IAM and Arq
If you’re backing up to Amazon Web Services with Arq, you’ll need a “key pair” consisting of an “access key ID” (the public key, like a username) and a “secret access key” (the private key, like a password).
You could create a root key pair with permission for everything, but AWS prefers that you create an IAM user with restricted permissions and use its key pair.
Using IAM with Arq
To create an IAM user, follow the steps shown in our video:
Now that you’ve created the key pair for your new IAM “administrator” user, use it to configure Arq.
Configuring Arq with IAM
If you’re setting up Arq for the first time, choose “Amazon (S3 and Glacier)” for the destination type and paste your key pair into the fields:
If you’ve already set up Arq and want to add AWS as a destination, go to Arq’s preferences, Destinations tab, click the + button, choose “Amazon (S3 and Glacier)” for the destination type and paste your key pair into the fields.
Create Restricted IAM User
Now Arq has an “admin” IAM user for accessing your AWS account. With it, Arq can find all Arq backups in your AWS account. This is useful if, for example, you’re backing up multiple computers and want to see the other computers’ backup records.

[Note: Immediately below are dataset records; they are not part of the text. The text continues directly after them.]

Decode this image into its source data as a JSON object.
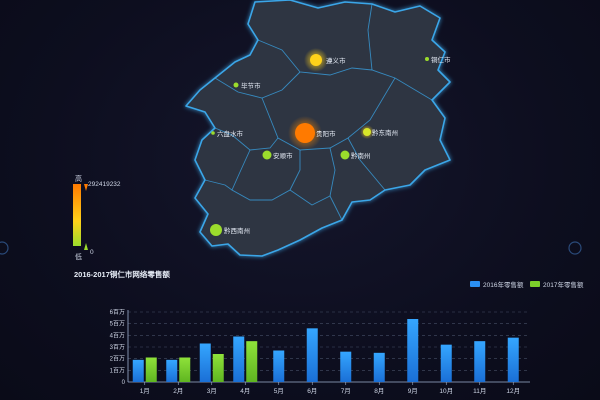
{
  "map": {
    "cities": [
      {
        "name": "遵义市",
        "value": 0.55
      },
      {
        "name": "铜仁市",
        "value": 0.05
      },
      {
        "name": "毕节市",
        "value": 0.08
      },
      {
        "name": "贵阳市",
        "value": 1.0
      },
      {
        "name": "黔东南州",
        "value": 0.35
      },
      {
        "name": "六盘水市",
        "value": 0.05
      },
      {
        "name": "安顺市",
        "value": 0.2
      },
      {
        "name": "黔南州",
        "value": 0.2
      },
      {
        "name": "黔西南州",
        "value": 0.3
      }
    ]
  },
  "legend_scale": {
    "high_label": "高",
    "low_label": "低",
    "max_value": "292419232",
    "min_value": "0",
    "color_high": "#ff7a00",
    "color_low": "#9bdc2c"
  },
  "chart_data": {
    "type": "bar",
    "title": "2016-2017铜仁市网络零售额",
    "categories": [
      "1月",
      "2月",
      "3月",
      "4月",
      "5月",
      "6月",
      "7月",
      "8月",
      "9月",
      "10月",
      "11月",
      "12月"
    ],
    "series": [
      {
        "name": "2016年零售额",
        "color": "#2b8ff2",
        "values": [
          1.9,
          1.9,
          3.3,
          3.9,
          2.7,
          4.6,
          2.6,
          2.5,
          5.4,
          3.2,
          3.5,
          3.8
        ]
      },
      {
        "name": "2017年零售额",
        "color": "#7ccf2b",
        "values": [
          2.1,
          2.1,
          2.4,
          3.5,
          null,
          null,
          null,
          null,
          null,
          null,
          null,
          null
        ]
      }
    ],
    "ytick_labels": [
      "0",
      "1百万",
      "2百万",
      "3百万",
      "4百万",
      "5百万",
      "6百万"
    ],
    "ylim": [
      0,
      6
    ],
    "legend_position": "top-right",
    "grid": true
  }
}
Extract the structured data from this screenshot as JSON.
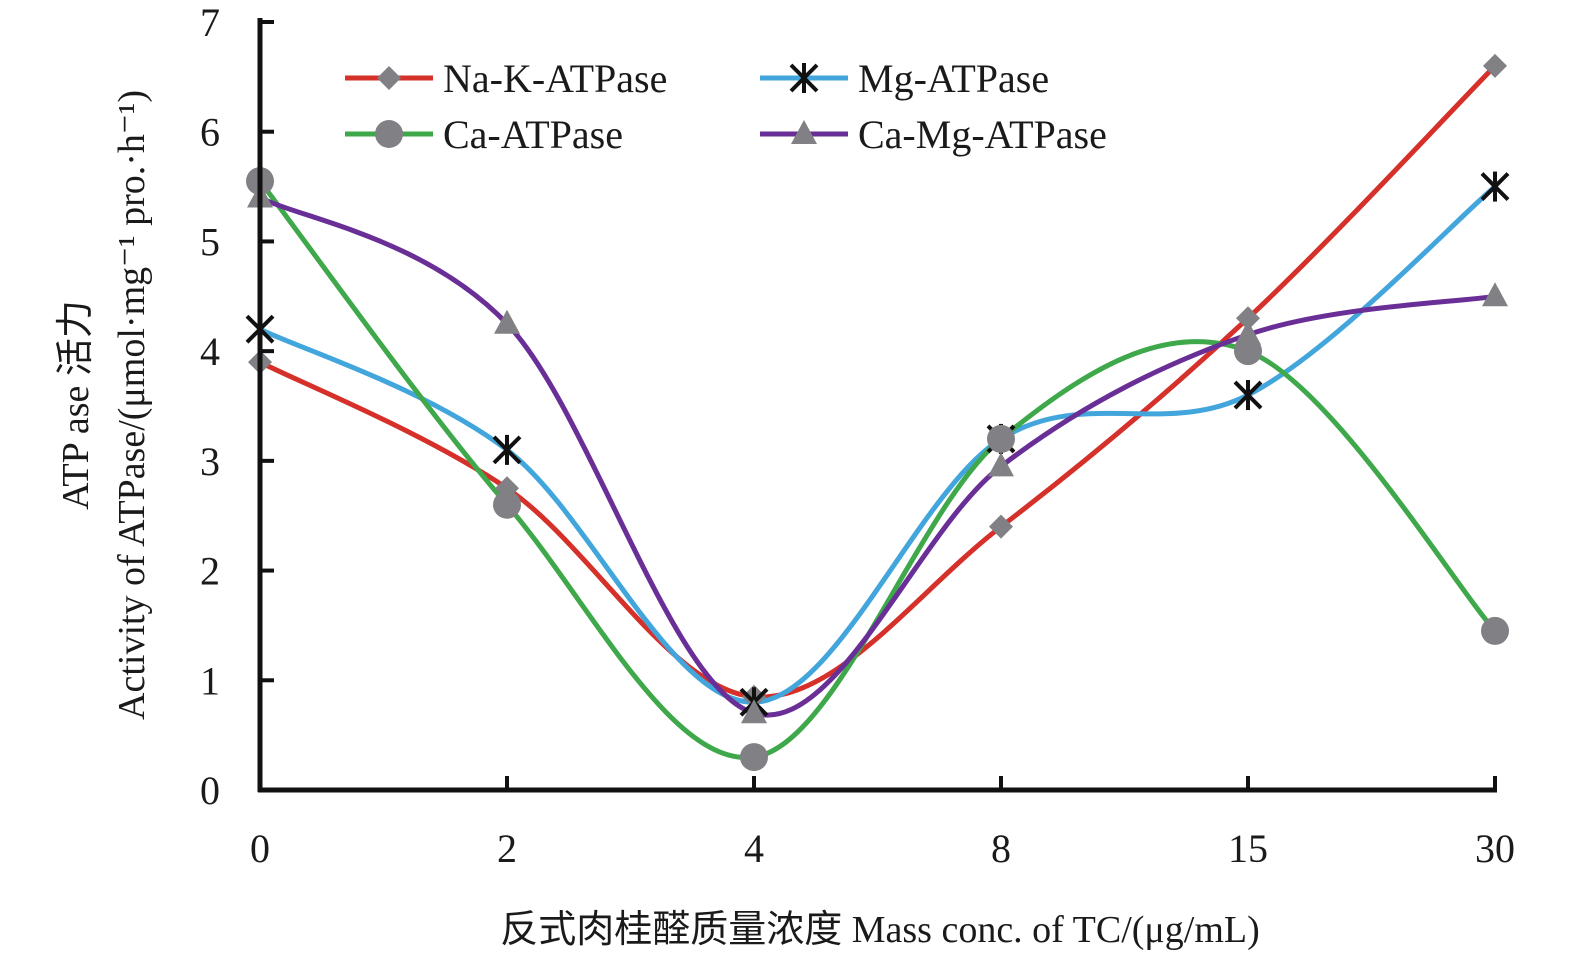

But if you’d rather restrict Arq on this computer to only access its own data, you can instruct Arq to automatically create an IAM user with just enough permission to do its job.
Go to Arq’s preferences, Destinations tab, and double-click your AWS destination. Then click “Create Restricted IAM User”.
Arq will automatically create a key pair for a new IAM user with just enough permission to read/write this computer’s backup data. Arq will use this new IAM user’s key pair from now on. You can delete the “admin” IAM user you created if you like; delete it through the AWS IAM console.